そんな頃の話で週末はやることもないので街中を写真を撮ったりして歩くことになるが、そんな頃にたいていのロンドンの観光地は行ってしまった。ノッテングヒルもそんな観光地だ。そもそもは週末に蚤の市があって中古のカメラも売っていると同僚から聞いたからだ。実際にカメラは売られていたがとても使えるようなものでない古いものかキヤノンやニコンの入門用の機種が多かった。

でも街の雰囲気も良いしレストランやパブもある。さらに滞在しているロンドンの中心部からもそう遠くないということもあり昼も夜も時々出かけた。最も夜は閉まっている店が多いので夕方に行って夜までいただけなのだが。

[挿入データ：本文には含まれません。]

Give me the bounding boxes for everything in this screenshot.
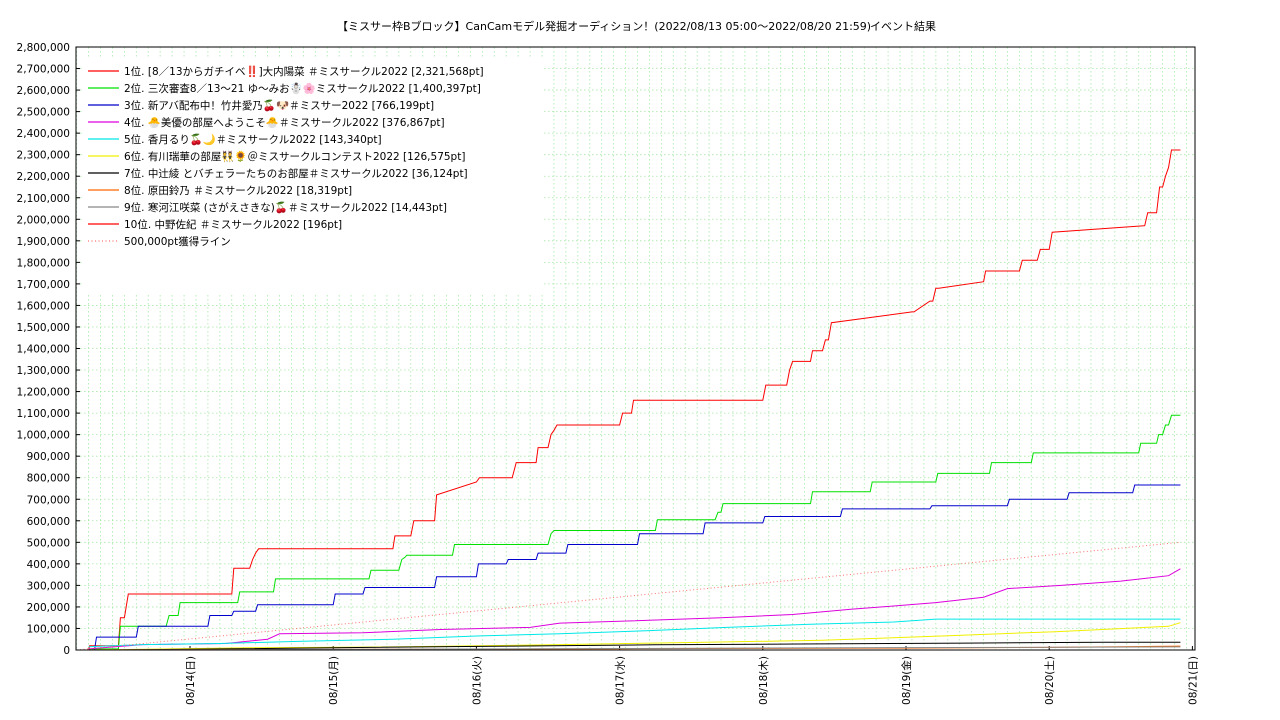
legend-box [82,58,544,293]
chart-title-group: 【ミスサー枠Bブロック】CanCamモデル発掘オーディション！(2022/08/… [337,19,936,33]
y-tick-label: 400,000 [27,559,70,571]
x-tick-label: 08/20(土) [1043,656,1056,705]
plot-border [75,46,1196,651]
legend-label: 2位. 三次審査8／13〜21 ゆ〜みお☃️🌸ミスサークル2022 [1,400… [124,82,481,95]
y-tick-label: 1,800,000 [17,257,70,269]
x-tick-label: 08/14(日) [185,656,197,705]
legend-label: 5位. 香月るり🍒🌙＃ミスサークル2022 [143,340pt] [124,133,382,146]
y-tick-label: 800,000 [27,473,70,485]
x-tick-label: 08/17(水) [615,656,627,705]
legend-label: 3位. 新アバ配布中！竹井愛乃🍒🐶＃ミスサー2022 [766,199pt] [124,99,434,112]
series-line-2 [88,414,1181,651]
y-tick-label: 1,500,000 [17,322,70,334]
x-tick-label: 08/21(日) [1187,656,1199,705]
y-tick-label: 500,000 [27,537,70,549]
y-tick-label: 900,000 [27,451,70,463]
y-tick-label: 2,500,000 [17,107,70,119]
x-tick-label: 08/19(金) [900,656,913,705]
y-tick-label: 100,000 [27,623,70,635]
y-tick-label: 600,000 [27,516,70,528]
legend-label: 10位. 中野佐紀 ＃ミスサークル2022 [196pt] [124,218,342,231]
x-tick-label: 08/18(木) [758,656,770,705]
legend-label: 9位. 寒河江咲菜 (さがえさきな)🍒＃ミスサークル2022 [14,443pt… [124,201,447,214]
series-line-3 [94,484,1181,651]
y-tick-label: 1,400,000 [17,344,70,356]
x-tick-label: 08/15(月) [328,656,340,705]
series-line-6 [88,622,1181,651]
x-axis: 08/14(日) 08/15(月) 08/16(火) 08/17(水) 08/18(木)… [185,646,1199,705]
series-line-1 [88,149,1181,651]
plot-frame [75,46,1196,651]
y-tick-label: 2,100,000 [17,193,70,205]
y-tick-label: 700,000 [27,494,70,506]
chart-title-suffix: イベント結果 [870,19,936,33]
y-tick-label: 1,200,000 [17,387,70,399]
series-line-4 [88,568,1181,650]
y-tick-label: 2,300,000 [17,150,70,162]
y-tick-label: 2,000,000 [17,214,70,226]
y-tick-label: 0 [63,645,70,657]
y-tick-label: 1,300,000 [17,365,70,377]
y-tick-label: 1,600,000 [17,300,70,312]
legend-label: 500,000pt獲得ライン [124,235,231,248]
series-line-11 [76,541,1181,651]
legend: 1位. [8／13からガチイベ‼️]大内陽菜 ＃ミスサークル2022 [2,32… [82,58,544,293]
legend-label: 1位. [8／13からガチイベ‼️]大内陽菜 ＃ミスサークル2022 [2,32… [124,65,484,78]
y-tick-label: 200,000 [27,602,70,614]
y-tick-label: 1,900,000 [17,236,70,248]
series-line-7 [112,641,1181,651]
y-tick-label: 2,200,000 [17,171,70,183]
y-tick-label: 300,000 [27,580,70,592]
y-axis: 0 100,000 200,000 300,000 400,000 500,000 600,… [17,42,80,657]
chart-title: 【ミスサー枠Bブロック】CanCamモデル発掘オーディション！(2022/08/… [337,19,871,33]
x-tick-label: 08/16(火) [471,656,483,705]
series-line-5 [88,618,1181,648]
y-tick-label: 2,600,000 [17,85,70,97]
y-tick-label: 2,700,000 [17,64,70,76]
legend-label: 7位. 中辻綾 とバチェラーたちのお部屋＃ミスサークル2022 [36,124p… [124,167,468,180]
y-tick-label: 1,700,000 [17,279,70,291]
legend-label: 4位. 🐣美優の部屋へようこそ🐣＃ミスサークル2022 [376,867pt] [124,116,445,129]
y-tick-label: 2,400,000 [17,128,70,140]
y-tick-label: 1,100,000 [17,408,70,420]
y-tick-label: 1,000,000 [17,430,70,442]
y-tick-label: 2,800,000 [17,42,70,54]
legend-label: 6位. 有川瑞華の部屋👯🌻＠ミスサークルコンテスト2022 [126,575pt… [124,150,465,163]
legend-label: 8位. 原田鈴乃 ＃ミスサークル2022 [18,319pt] [124,184,352,197]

それで興味が出て東京に帰っている時に映画の「ノッテングヒルの恋人たち」を見返してみた。原題は「Notting Hill」で邦題は「ノッテングヒルの恋人たち」、1999年の製作だからずいぶん古い映画だ。要はロンドンでもおしゃれな場所ということなのだろう。映画を見ると見慣れた景色があちこちに登場する。ノッテングヒルだけではなくメイフェアのリッツ・ホテルなど他の地域も登場して面白い。それで次のロンドン滞在中に撮影場所を探してみた。物語の舞台の、ヒュー・グラントが経営している書店のモデルの店は実際は別の場所にあり、そこでたくさんの観光客が記念撮影をしていた。映画の設定の旅行の本専門店ということだからもしかすると映画の後でできた可能性もある。撮影でその書店として使われた店は、面影はあるもののまったく別の商売になっている。これは当然か、撮影に場所を貸しただけだから。それから、彼が住んでいてジュリア・ロバーツが泊まる自宅も青いドアで映画の姿のまままだあった。映画の聖地巡礼という言葉を知ったのは、ノッテングヒルめぐりの前だったか後だったか。

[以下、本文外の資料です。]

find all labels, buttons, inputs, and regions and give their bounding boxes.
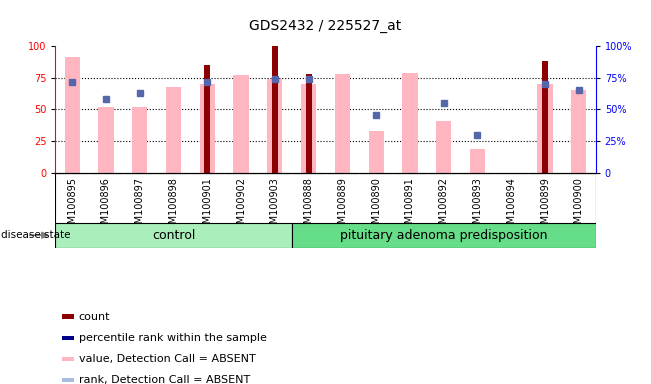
- Text: GSM100903: GSM100903: [270, 177, 280, 236]
- Text: GDS2432 / 225527_at: GDS2432 / 225527_at: [249, 19, 402, 33]
- Text: value, Detection Call = ABSENT: value, Detection Call = ABSENT: [79, 354, 256, 364]
- Bar: [542, 61, 548, 173]
- Bar: [301, 84, 316, 173]
- Text: pituitary adenoma predisposition: pituitary adenoma predisposition: [340, 229, 547, 242]
- Bar: [305, 74, 312, 173]
- Text: rank, Detection Call = ABSENT: rank, Detection Call = ABSENT: [79, 375, 250, 384]
- Bar: [268, 79, 283, 173]
- Text: GSM100901: GSM100901: [202, 177, 212, 236]
- Text: control: control: [152, 229, 195, 242]
- Bar: [402, 73, 417, 173]
- Text: percentile rank within the sample: percentile rank within the sample: [79, 333, 267, 343]
- Text: GSM100889: GSM100889: [337, 177, 348, 236]
- Text: GSM100893: GSM100893: [473, 177, 482, 236]
- Text: GSM100898: GSM100898: [169, 177, 178, 236]
- Text: GSM100892: GSM100892: [439, 177, 449, 236]
- Text: GSM100895: GSM100895: [67, 177, 77, 236]
- Bar: [55, 173, 596, 223]
- Bar: [470, 149, 485, 173]
- Bar: [204, 65, 210, 173]
- Bar: [98, 107, 113, 173]
- Bar: [200, 84, 215, 173]
- Text: GSM100896: GSM100896: [101, 177, 111, 236]
- Bar: [132, 107, 147, 173]
- Text: GSM100897: GSM100897: [135, 177, 145, 236]
- Bar: [368, 131, 383, 173]
- Text: GSM100900: GSM100900: [574, 177, 584, 236]
- Bar: [571, 90, 587, 173]
- Bar: [335, 74, 350, 173]
- Bar: [436, 121, 451, 173]
- Text: GSM100890: GSM100890: [371, 177, 381, 236]
- Text: count: count: [79, 312, 110, 322]
- Bar: [272, 46, 278, 173]
- Text: GSM100891: GSM100891: [405, 177, 415, 236]
- Bar: [292, 223, 596, 248]
- Bar: [538, 84, 553, 173]
- Bar: [166, 87, 181, 173]
- Text: disease state: disease state: [1, 230, 70, 240]
- Text: GSM100888: GSM100888: [303, 177, 314, 236]
- Bar: [64, 58, 80, 173]
- Text: GSM100902: GSM100902: [236, 177, 246, 236]
- Text: GSM100894: GSM100894: [506, 177, 516, 236]
- Text: GSM100899: GSM100899: [540, 177, 550, 236]
- Bar: [234, 75, 249, 173]
- Bar: [55, 223, 292, 248]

この地名のNottingが気になったことがあって調べたが分からなかった。ノッテングヒルのあたりはなだらかな丘になっているので、「結ぶ」のknotからkが落ちたのかしらとずっと思っている。

上の写真は、映画に出てくる旅行の本だけを扱う書店が撮影された店舗。下は、ヒューグラントが住んでいた自宅。玄関の上にパーティをやった屋上が見える。